It was a win, but it was a tough watch. That’s all that matters, especially when there were two meetings between Top 6 teams and coming off defeat at The Oval. To say that Linfield will have to play a bit better in upcoming matches is generous. They will have to play a lot better.
Following defeat at The Oval, there were a lot of changes for Linfield, with welcome returns in defence for Jimmy Callacher and Ben Hall, with a first start for Ryan McKay and Max Haygarth being brought in on the other side.
Sat in position ready for the game to start, the Referee signalled for the teams to switch sides, meaning I had to get up and powerwalk to the other end.
The same thing happened when Carrick were at Windsor Park in December, and I got into my seat just in time to see Eetu Vertainen put Linfield 1-0 up.
I would miss a dramatic start again, of sorts, as I took my new seat just in time to see Robbie McDaid receiving treatment. Hearing the screams as he received treatment, it became obvious that a substitution was imminent.
So it proved, as Chris McKee came on, hoping to carry on from his performance against Cliftonville the previous week.
McKee had Linfield’s first big chance of the game when he controlled a through ball but his right foot saved by Ross Glendenning.
He would have been better smashing it with his left foot, but the way the ball was bobbling about, he was glad just to get any sort of shot on goal.
Ryan McKay would be next to be frustrated when he was played in but his left foot shot was saved at point blank by Ross Glendenning.
This was the sort of game where it was obvious that Linfield needed to get a lead as soon as possible. The longer it stayed 0-0, the more the frustration would set in.
Just like Robbie McDaid, Ryan McKay’s afternoon would end prematurely through injury, Joel Cooper replacing him.
Not wanting to miss out, Carrick even had a player go off injured.
It all added to the stop-start nature of the game. Carrick were skilled in winning cheap free-kicks. It felt at times, like a Linfield just had to look at a Carrick player to concede a free-kick.
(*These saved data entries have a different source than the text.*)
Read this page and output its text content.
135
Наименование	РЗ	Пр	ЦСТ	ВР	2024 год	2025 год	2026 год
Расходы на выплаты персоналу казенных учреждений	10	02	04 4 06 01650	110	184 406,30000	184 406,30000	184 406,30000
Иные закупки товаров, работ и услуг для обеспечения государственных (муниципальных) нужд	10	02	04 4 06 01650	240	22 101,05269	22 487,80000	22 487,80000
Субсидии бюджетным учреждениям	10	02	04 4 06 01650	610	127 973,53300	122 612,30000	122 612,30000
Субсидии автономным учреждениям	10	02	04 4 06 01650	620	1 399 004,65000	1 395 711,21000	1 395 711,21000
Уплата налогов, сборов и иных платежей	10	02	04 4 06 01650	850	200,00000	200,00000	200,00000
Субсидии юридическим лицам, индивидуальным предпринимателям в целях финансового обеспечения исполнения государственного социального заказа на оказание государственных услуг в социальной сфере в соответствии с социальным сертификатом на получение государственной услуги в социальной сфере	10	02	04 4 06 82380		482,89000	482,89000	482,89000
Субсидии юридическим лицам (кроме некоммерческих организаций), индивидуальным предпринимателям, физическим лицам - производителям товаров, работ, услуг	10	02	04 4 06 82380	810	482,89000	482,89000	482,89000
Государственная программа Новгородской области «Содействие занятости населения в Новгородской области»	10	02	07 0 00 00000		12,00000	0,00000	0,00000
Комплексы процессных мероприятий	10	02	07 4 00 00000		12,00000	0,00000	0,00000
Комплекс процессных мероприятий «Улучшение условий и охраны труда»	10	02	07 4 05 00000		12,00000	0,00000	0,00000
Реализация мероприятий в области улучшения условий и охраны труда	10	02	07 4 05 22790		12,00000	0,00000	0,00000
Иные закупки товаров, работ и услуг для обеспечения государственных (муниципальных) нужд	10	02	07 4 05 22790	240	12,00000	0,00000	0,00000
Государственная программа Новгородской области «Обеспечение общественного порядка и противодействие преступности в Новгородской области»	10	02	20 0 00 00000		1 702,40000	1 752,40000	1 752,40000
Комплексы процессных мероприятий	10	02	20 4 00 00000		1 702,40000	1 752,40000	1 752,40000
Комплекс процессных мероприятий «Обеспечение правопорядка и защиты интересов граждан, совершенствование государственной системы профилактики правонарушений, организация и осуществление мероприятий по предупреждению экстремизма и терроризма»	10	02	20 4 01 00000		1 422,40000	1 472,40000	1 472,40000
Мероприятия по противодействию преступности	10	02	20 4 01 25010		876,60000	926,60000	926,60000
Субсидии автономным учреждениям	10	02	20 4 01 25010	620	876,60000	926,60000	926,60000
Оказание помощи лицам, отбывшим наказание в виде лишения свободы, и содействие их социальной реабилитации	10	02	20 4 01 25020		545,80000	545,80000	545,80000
In the few actual game time there was, Linfield weren’t really offering much. No urgency on the ball, if they managed not to lose it, as most of the time, first touches were just giving the ball to Carrick.
It soon became obvious that the first goal of this game was going to be key. If Linfield had got it, especially when McKee and McKay were denied, it could have been the springboard for a comfortable afternoon.
If Carrick got it, that didn’t bear thinking about. You just didn’t feel that Linfield had it in them to come back.
Unsurprisingly, with all the injuries, we had ten minutes of injury time at the end of the first-half. Linfield’s previous half of football only had ten seconds.
Ten minutes felt like a punishment for the crowd. Ten more minutes to wait before doing what they do at half-time.
Nothing of note happened during these ten minutes. Barely anything of note happened in the forty-five that preceded it.
Linfield responded with a double substitution, Ethan Devine and Kirk Millar coming on for Andrew Clarke and Max Haygarth.
It had to get better from Linfield. It didn’t. The expected response from a half-time rollicking didn’t materialise.
Eventually, Joel Cooper had an attempt on goal but was frustrated when he created space for himself but his low shot was easily saved.
Cooper would be making an impact on the game soon afterwards, setting up Eetu Vertainen to fire home to put Linfield 1-0 up.
The way the game had been going, everybody expected the pass to Vertainen to bobble, or for his shot to go well over the bar. It was one of those games.
As mentioned earlier, the first goal was going to be so important in this game. Thankfully, Linfield had it.
Chris Shields would be frustrated as his shot flashed just wide.
With only a one goal lead, this was looking like “One of those games”. You know what I mean. Late Carrick equaliser, too little time for Linfield to reply. This was something we could really do without.
Kyle McClean came on as a substitute for Eetu Vertainen. Not a change I would have made but what do I know, it paid dividends within a few minutes.
Linfield had a free-kick in a shooting position. Many had expected Ethan Devine to hit it, having scored one against Larne in October.
It was McClean who hit it, into the back of the net to secure the points.
For the first time all afternoon, the locals could relax.
After that, the game meandered as it finished 2-0 to Linfield.
Results elsewhere weren’t kind.
The draws that were hoped for didn’t materialise, with home wins for Crusaders and Larne.
Famous last words, but Coleraine look like they might be the first victims of the February Bloodbath.
There’s a danger that Larne might start to run away with it.
That’s why winning by any means is so important, the keep the pressure on Larne and Cliftonville and to stay ahead of Crusaders and Glentoran.
To keep on winning, it’s going to have to be a lot lot better.